Dear Mike: I feel like Rules 1.1 and 1.2 were crafted especially for me. :derpytongue2: Oh, and here's a vote for "fix Lero and Spike." Ick. Now, what can I ask that won't be a spoiler....

Dear Twilight: Princess Celestia has given you many mysterious tests and missions over the years, and you always seem to pull things off even when she doesn't give you all the information you'd really need. Have any of them ever turned out badly? (Smarty Pants doesn't count.)

Dear Twilight, Lyra, and Lero if he has any info on the subject: The Elements of Harmony seem to be at the core of any plans to deal with existential threats to Equestria. Back when Celestia and Luna were taking down evil kings and the like, they had access to the powers of the Elements. Now that the Elements are tied to Twilight and her friends, do the princesses have some sort of contingency plan in case one or more of you six are somehow incapacitated?

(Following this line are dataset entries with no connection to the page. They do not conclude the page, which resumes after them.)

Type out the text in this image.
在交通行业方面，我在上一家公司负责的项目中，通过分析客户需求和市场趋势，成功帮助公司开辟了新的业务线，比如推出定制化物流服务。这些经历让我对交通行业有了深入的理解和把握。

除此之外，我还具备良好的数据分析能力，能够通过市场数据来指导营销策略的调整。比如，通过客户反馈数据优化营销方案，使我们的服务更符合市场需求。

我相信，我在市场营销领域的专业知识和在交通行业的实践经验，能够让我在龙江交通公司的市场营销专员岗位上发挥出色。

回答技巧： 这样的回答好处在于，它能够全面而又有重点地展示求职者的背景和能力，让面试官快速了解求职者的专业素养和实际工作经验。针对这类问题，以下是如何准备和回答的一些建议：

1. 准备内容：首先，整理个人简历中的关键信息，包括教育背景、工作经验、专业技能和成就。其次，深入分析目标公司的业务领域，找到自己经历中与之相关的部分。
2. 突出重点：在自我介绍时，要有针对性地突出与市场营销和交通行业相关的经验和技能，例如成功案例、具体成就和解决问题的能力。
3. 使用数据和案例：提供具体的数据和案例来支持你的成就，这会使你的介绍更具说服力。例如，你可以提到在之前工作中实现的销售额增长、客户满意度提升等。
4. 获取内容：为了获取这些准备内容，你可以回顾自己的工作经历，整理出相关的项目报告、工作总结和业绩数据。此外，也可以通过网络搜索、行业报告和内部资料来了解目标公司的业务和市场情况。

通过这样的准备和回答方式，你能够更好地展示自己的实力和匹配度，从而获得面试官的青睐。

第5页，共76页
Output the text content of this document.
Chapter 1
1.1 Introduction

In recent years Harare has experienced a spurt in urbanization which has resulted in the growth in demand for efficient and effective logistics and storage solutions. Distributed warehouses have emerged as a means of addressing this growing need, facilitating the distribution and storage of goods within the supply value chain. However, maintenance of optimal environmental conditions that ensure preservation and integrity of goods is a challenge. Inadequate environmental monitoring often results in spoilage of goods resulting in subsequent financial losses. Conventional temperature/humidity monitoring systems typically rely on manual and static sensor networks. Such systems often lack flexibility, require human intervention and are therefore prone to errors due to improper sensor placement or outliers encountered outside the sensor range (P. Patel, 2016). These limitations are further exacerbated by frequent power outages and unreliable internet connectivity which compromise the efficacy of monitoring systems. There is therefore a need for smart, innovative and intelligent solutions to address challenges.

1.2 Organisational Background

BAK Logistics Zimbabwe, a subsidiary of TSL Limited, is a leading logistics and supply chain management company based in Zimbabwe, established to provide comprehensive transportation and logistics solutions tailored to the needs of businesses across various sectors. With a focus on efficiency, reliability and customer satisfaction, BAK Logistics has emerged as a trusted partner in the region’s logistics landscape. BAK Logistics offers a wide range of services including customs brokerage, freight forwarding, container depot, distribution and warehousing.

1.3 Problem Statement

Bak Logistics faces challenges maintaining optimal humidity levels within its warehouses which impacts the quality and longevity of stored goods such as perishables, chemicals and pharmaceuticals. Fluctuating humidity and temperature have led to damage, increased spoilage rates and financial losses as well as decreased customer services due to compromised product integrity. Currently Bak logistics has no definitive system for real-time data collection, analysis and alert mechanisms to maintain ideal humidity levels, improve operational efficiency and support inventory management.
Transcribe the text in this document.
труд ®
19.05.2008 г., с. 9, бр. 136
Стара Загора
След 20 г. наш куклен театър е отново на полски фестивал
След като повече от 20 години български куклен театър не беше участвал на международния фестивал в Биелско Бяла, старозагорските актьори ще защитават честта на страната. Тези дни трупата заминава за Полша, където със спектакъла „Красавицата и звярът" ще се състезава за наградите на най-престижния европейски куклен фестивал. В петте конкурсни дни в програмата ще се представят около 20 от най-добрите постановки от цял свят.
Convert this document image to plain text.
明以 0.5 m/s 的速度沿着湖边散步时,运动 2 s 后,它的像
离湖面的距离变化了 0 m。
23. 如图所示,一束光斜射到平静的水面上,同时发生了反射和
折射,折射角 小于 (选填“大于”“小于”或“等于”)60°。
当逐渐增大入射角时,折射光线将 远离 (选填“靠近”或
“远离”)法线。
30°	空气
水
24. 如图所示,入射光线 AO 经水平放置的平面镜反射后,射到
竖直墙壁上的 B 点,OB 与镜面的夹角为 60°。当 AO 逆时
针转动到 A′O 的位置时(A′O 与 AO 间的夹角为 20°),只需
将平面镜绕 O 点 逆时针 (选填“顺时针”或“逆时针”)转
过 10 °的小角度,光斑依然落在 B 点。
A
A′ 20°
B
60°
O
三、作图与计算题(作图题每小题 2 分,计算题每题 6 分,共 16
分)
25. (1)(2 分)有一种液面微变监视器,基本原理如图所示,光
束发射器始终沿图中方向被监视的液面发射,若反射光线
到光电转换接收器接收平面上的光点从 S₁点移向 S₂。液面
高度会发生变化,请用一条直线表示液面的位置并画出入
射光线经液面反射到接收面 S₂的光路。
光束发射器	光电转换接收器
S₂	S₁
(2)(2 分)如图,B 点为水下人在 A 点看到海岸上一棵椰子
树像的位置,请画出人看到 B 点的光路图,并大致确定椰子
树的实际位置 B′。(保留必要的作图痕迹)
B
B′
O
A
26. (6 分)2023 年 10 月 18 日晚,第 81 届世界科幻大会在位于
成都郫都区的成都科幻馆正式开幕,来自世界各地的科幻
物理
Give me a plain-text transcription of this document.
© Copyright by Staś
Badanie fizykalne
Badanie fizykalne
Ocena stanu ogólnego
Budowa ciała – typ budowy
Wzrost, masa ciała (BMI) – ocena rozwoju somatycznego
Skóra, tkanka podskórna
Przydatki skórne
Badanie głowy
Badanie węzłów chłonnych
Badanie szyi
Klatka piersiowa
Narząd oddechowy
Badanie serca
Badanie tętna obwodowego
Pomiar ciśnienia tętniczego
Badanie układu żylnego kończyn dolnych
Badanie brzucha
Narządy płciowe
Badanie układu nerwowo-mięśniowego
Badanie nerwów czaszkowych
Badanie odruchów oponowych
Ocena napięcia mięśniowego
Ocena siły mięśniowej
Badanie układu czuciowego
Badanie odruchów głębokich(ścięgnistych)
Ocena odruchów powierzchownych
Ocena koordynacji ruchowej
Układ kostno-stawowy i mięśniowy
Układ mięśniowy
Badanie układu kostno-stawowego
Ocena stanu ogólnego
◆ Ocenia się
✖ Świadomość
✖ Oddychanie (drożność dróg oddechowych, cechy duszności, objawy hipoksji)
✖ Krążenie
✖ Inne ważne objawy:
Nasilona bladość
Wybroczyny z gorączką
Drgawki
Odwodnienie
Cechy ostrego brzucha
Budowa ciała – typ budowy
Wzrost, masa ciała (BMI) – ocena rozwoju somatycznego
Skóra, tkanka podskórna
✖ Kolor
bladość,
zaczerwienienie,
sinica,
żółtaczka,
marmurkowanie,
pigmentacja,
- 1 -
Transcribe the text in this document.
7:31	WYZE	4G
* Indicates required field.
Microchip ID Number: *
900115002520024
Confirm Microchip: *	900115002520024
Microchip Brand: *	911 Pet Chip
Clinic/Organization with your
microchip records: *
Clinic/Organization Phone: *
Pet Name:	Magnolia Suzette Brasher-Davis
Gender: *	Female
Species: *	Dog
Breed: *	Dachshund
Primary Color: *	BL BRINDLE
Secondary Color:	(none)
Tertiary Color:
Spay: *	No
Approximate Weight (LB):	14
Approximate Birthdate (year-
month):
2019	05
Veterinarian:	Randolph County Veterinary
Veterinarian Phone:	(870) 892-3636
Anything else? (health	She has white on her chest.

Dear Lero, with all the madness, the is going on, have you check that your job is still the intact? Perhaps the spell or Discord make you accept Aloe and Lotus offer and now you are a world famous massager. Also a have 2 micro questions in this regard.
1) Have any of your herd mates has go to your job and order a "special" massage at some point?
2) Have you ever massage or would massage one or both princesses? They are very stressful they sure as hell could use a god level massage dude.

Dear Discord,
Im curious, with the state everything is in what are your thoughts on celestia in being surprisingly chaotic with her actions and sending Twilight that book And effectively making the elements harmless?

Dear Rarity: You look absolutely delici—, er, stunning! Yes, stunning in your Wonderbolts outfit! Knowing your desire to be a Wonderbolt, would you consider giving up your job as a weather pony if you were offered a position as Official Spokespony?

Dear Lyra, I have two questions for you:
1) Clearly you have a very special affinity for your beloved human, Lero. Would you ever consider bringing another human stallion into your herd?
2) Is it true that you are always out of bubblegum?